10周年と言うことで、本数も前後半合わせて8本、他に大阪とソウルの計10本。前半はゲストを呼んでのステージと言うことで、チケット当選後、ゲストの発表を心待ちにしていました。発表されたとき、意外性はあったものの違和感はまったくなく、あの元キャバレー(キネマ倶楽部は、映画館を改装して作ったキャバレーを改装して作ったライブハウス)で八代亜紀の生歌が聴けるとあり、メールを見て思わず「よし!」とつぶやいてしまいました。

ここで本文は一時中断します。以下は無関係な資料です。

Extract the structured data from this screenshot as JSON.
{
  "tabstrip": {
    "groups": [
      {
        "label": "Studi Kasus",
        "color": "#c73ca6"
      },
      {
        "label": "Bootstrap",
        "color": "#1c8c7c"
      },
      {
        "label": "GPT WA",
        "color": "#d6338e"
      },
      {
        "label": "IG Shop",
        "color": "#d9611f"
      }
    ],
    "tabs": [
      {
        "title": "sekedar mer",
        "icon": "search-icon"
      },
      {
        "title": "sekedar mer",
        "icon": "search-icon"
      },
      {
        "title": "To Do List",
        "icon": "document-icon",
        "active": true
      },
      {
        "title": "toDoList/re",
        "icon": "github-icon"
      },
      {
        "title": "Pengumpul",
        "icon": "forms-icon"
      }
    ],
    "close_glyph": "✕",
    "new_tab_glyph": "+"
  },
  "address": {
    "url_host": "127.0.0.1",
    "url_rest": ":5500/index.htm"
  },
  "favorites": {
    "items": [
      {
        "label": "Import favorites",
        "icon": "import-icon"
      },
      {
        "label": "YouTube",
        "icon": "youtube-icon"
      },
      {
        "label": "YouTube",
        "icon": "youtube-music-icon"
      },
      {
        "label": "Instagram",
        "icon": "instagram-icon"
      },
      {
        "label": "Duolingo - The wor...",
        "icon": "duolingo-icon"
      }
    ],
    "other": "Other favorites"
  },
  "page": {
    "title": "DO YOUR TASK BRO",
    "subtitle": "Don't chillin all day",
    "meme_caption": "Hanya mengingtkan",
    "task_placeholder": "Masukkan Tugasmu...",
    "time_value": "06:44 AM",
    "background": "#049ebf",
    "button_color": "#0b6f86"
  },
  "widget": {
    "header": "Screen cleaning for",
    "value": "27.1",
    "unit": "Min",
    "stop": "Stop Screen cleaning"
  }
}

当日、いつも終演が遅いので、予め軽く飲んだあと会場へ。
いつものセットを前にいつもの位置で開演を待っていると、客電が落ち森ラッピンとGoship of Jaxxのメンバーが登場。アニバーサリーイヤーのためか、珍しく森ラッピンのMCから始まりました。「10年やって来られて感謝している」みたいな話のあと、1曲目は「Work Song」、2曲目も「買い物ブギ」と、どちらも大好きなカバーが端から続きます。この辺も自分たちのルーツの提示を意識したのでしょう。

↓キャノンボール・アダレイ


↓笠置シヅ子は「ラッパと娘」がいっちゃん!


そしていつもとは少しまなざしの違うよっちゃん。
目が「どや?どや?」と強く訴えています。どや?と言っても「ドヤ顔」のそれではなく、「私らこんな感じやけどみんなはどう?」という顔。後からわかりますが、そうとう緊張していたようです。それはプラスに作用していましたが。
さらに髪型も盛り盛り。身長だけでも八代亜紀に対抗しようとしたようです(笑)。

中盤、「行くでぇ!」の号令のもと、「雨の慕情」の前奏がスタート。「女神」が姿を見せる前からフロアは最高潮にヒートアップし、よっちゃんがボーカルを取るというネタをかました後、演奏をリスタートさせて本人が登場、最高潮かと思われた会場はさらにヒートアップし、果ては「雨 雨 降れ 降れ もっと降れ」の大合唱に。やはり国民的スター、これぞ国民的名曲、というのを目のあたりにしました。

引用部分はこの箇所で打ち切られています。